Get Away From The Sinners Prayer

Aug 26, 2014 | Written by Tommy Waltz

If you sincerely prayed this prayer, you are born again. This is the phrase I have read on many Gospel tracts. This is the dilemma that that statement should raise- How do I know I was sincere in the prayer?

This statement puts the emphasis on the prayer being the magic wand of salvation, and the ambiguity of our sincerity becomes the assurance. I have met young people and old people alike who have been duped into believing praying a prayer is what saves you. This is an error that has infiltrated not the enemy ranks of the world but the base camp of many solid denominations. This mindset is leaving in its wake a spiritual epidemic. I have talked with people who said they have prayed to receive Jesus in their hearts hundreds of times and still have no assurance. Why don’t they have assurance? The prayer is not designed to give them assurance. Well, then what is it that gives a follower of Jesus assurance that they are right with God? Keep reading. I want to do two things with this article. First, I want to show what the above phrase produces. Second, I want to give three biblical assurances that show someone they are born again.

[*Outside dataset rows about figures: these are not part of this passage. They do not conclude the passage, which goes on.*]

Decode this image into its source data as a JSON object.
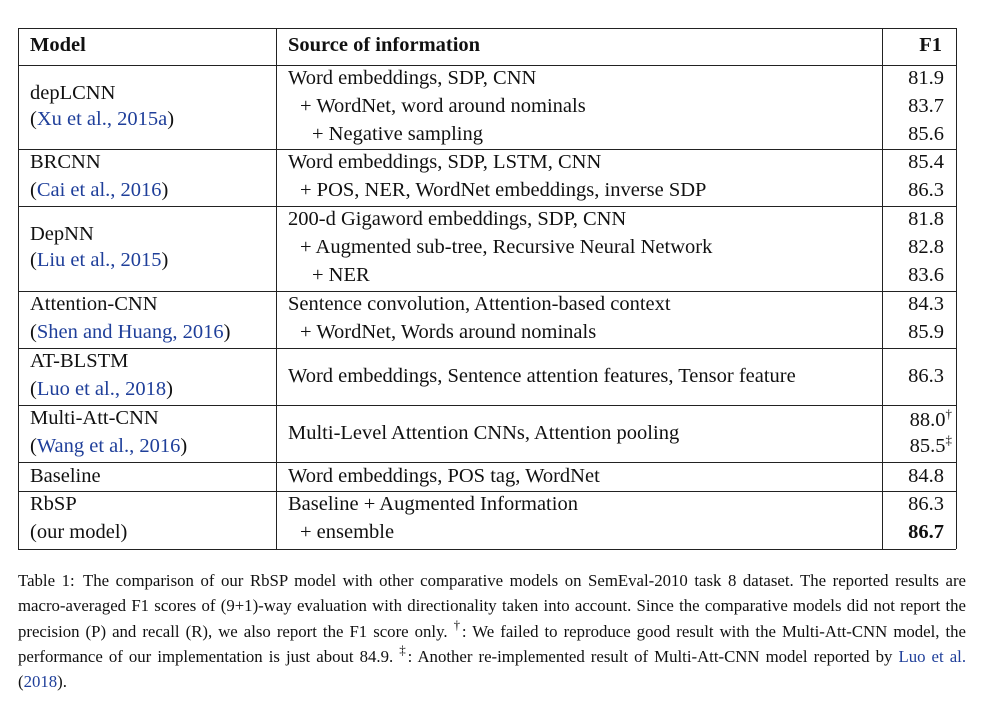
{
  "table": {
    "headers": {
      "model": "Model",
      "source": "Source of information",
      "f1": "F1"
    },
    "rows": [
      {
        "model": "depLCNN",
        "citation": "Xu et al., 2015a",
        "sources": [
          "Word embeddings, SDP, CNN",
          "+ WordNet, word around nominals",
          "+ Negative sampling"
        ],
        "scores": [
          "81.9",
          "83.7",
          "85.6"
        ]
      },
      {
        "model": "BRCNN",
        "citation": "Cai et al., 2016",
        "sources": [
          "Word embeddings, SDP, LSTM, CNN",
          "+ POS, NER, WordNet embeddings, inverse SDP"
        ],
        "scores": [
          "85.4",
          "86.3"
        ]
      },
      {
        "model": "DepNN",
        "citation": "Liu et al., 2015",
        "sources": [
          "200-d Gigaword embeddings, SDP, CNN",
          "+ Augmented sub-tree, Recursive Neural Network",
          "+ NER"
        ],
        "scores": [
          "81.8",
          "82.8",
          "83.6"
        ]
      },
      {
        "model": "Attention-CNN",
        "citation": "Shen and Huang, 2016",
        "sources": [
          "Sentence convolution, Attention-based context",
          "+ WordNet, Words around nominals"
        ],
        "scores": [
          "84.3",
          "85.9"
        ]
      },
      {
        "model": "AT-BLSTM",
        "citation": "Luo et al., 2018",
        "sources": [
          "Word embeddings, Sentence attention features, Tensor feature"
        ],
        "scores": [
          "86.3"
        ]
      },
      {
        "model": "Multi-Att-CNN",
        "citation": "Wang et al., 2016",
        "sources": [
          "Multi-Level Attention CNNs, Attention pooling"
        ],
        "scores": [
          "88.0",
          "85.5"
        ],
        "score_marks": [
          "†",
          "‡"
        ]
      },
      {
        "model": "Baseline",
        "sources": [
          "Word embeddings, POS tag, WordNet"
        ],
        "scores": [
          "84.8"
        ]
      },
      {
        "model": "RbSP",
        "model_note": "(our model)",
        "sources": [
          "Baseline + Augmented Information",
          "+ ensemble"
        ],
        "scores": [
          "86.3",
          "86.7"
        ],
        "best": "86.7"
      }
    ]
  },
  "caption": {
    "label": "Table 1:",
    "text_a": "The comparison of our RbSP model with other comparative models on SemEval-2010 task 8 dataset. The reported results are macro-averaged F1 scores of (9+1)-way evaluation with directionality taken into account. Since the comparative models did not report the precision (P) and recall (R), we also report the F1 score only.",
    "dagger": "†",
    "text_b": ": We failed to reproduce good result with the Multi-Att-CNN model, the performance of our implementation is just about 84.9.",
    "ddagger": "‡",
    "text_c": ": Another re-implemented result of Multi-Att-CNN model reported by",
    "cite_name": "Luo et al.",
    "cite_year": "2018",
    "end": "."
  }
}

I think I Sincerely Prayed?

This mindset swiftly moves the person from repentance and faith to the sincerity of the prayer coming from their heart. Nowhere in the bible does it say that if we are sincere and ask Jesus into our heart, he will come in. What does the bible tell us about our hearts? They are deceitfully wicked. (Jeremiah 17:9) It is where all the foolishness of children is found. (Proverbs 22:15) The heart is seen as the overflow of who we are, and we are sinful, rebellious people. (Luke 6:45)

1. False Assurance
What does false assurance look like? I am going to set up a pretend scenario. Let’s say we go to the latest and hippest Christian concert out there. At the end of the show, they present a Gospel that asks people to come forward and pray a prayer. A few hundred people come forward, and they ask all the people to repeat a prayer, and they declare them all saved. How does this give someone false assurance? Tim, one of the people who prayed, leaves the concert and nothing in his life is different. He continues to live and act just like the rest of his godless friends. Tim grew up in church and sees the importance of religion but loves his sinful lifestyle. People ask him if he has sincerely prayed to receive Jesus into his heart. He says that he has and is reassured by so called Christians that he is born again. However, his conscience continues to prick him, although, he has some level of assurance.

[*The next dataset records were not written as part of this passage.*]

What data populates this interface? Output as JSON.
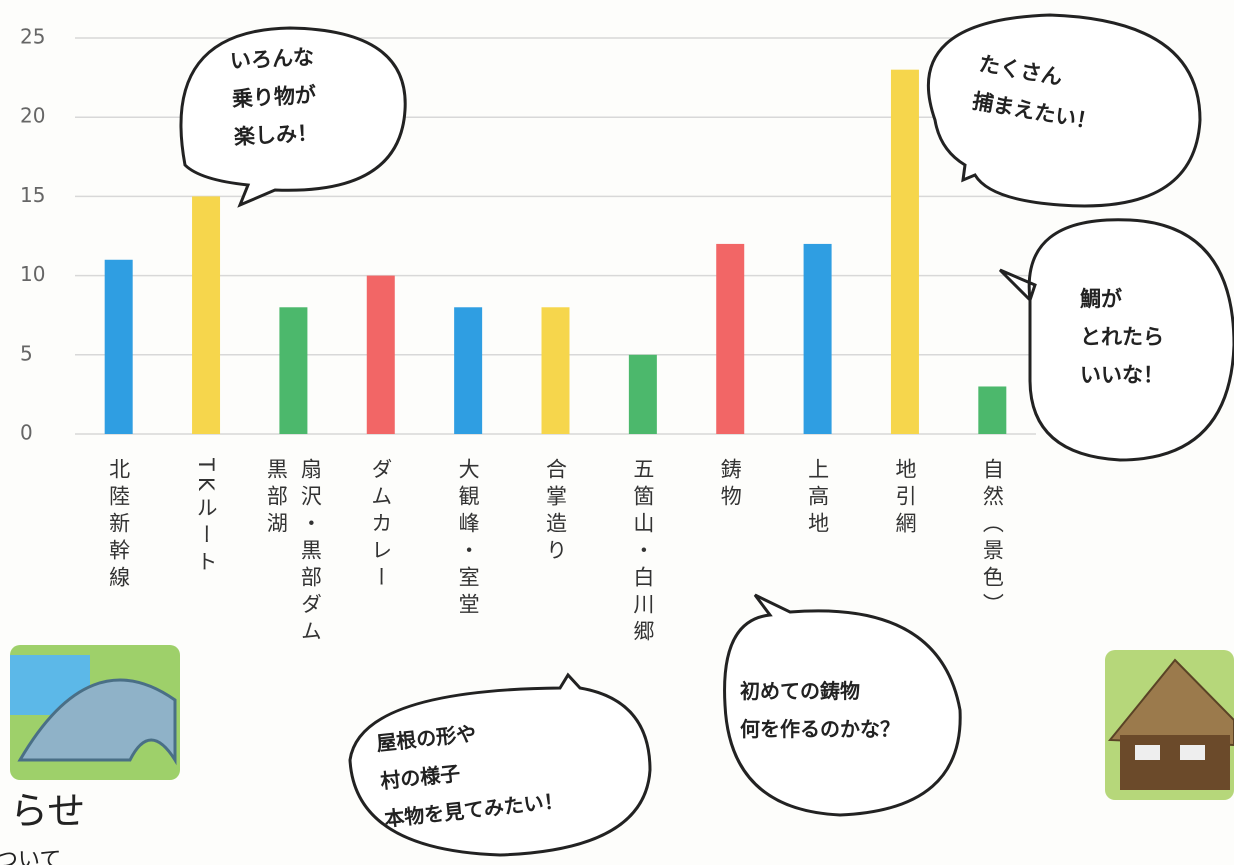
{
  "chart_data": {
    "type": "bar",
    "categories": [
      "北陸新幹線",
      "TKルート",
      "扇沢・黒部ダム\n黒部湖",
      "ダムカレー",
      "大観峰・室堂",
      "合掌造り",
      "五箇山・白川郷",
      "鋳物",
      "上高地",
      "地引網",
      "自然（景色）"
    ],
    "values": [
      11,
      15,
      8,
      10,
      8,
      8,
      5,
      12,
      12,
      23,
      3
    ],
    "colors": [
      "#2f9ee2",
      "#f6d64c",
      "#4cb86c",
      "#f26666",
      "#2f9ee2",
      "#f6d64c",
      "#4cb86c",
      "#f26666",
      "#2f9ee2",
      "#f6d64c",
      "#4cb86c"
    ],
    "ylim": [
      0,
      25
    ],
    "yticks": [
      0,
      5,
      10,
      15,
      20,
      25
    ],
    "grid": true,
    "annotations": [
      "いろんな\n乗り物が\n楽しみ！",
      "たくさん\n捕まえたい！",
      "鯛が\nとれたら\nいいな！",
      "初めての鋳物\n何を作るのかな？",
      "屋根の形や\n村の様子\n本物を見てみたい！"
    ]
  },
  "page_text": [
    "らせ",
    "ついて"
  ]
}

2. Perpetual Need for Assurance
This causes Tim to have a consistent need for assurance. What does this look like? Every time Tim goes to a church meeting and the pastor asks people to raise their hands if they want to receive Jesus in their heart, Tim is one of the many who raises his hand. He has done this countless times looking for assurance that will never come. Why? He and countless others are looking for assurance in the wrong place. They are looking for assurance to come from a prayer. Hence, the reason they pray time and time again.

3. A Weak Ministry of Evangelism
This makes for a cycle of weak Gospel presentations that don’t advance the kingdom of God, but, in all actuality, feed the ego of man. They have a weak foundation on what the Gospel is and how someone is genuinely saved. They go out and get people to repeat a prayer and brag about the amount of people that came to know Jesus through them. I have heard people say in a city of 30,000 people that 2,000 people got saved in a weekend. If this were the case, the city would be thrown into revival because of the 2,000 plus in the city sharing the Gospel of Jesus. How did they determine that these 2,000 people really are Christians? The sincerity of their prayer! This is not biblical, and this error produces false assurance, a perpetual need for assurance, and a weak ministry of evangelism. True conversion has been forsaken for the desire for numbers.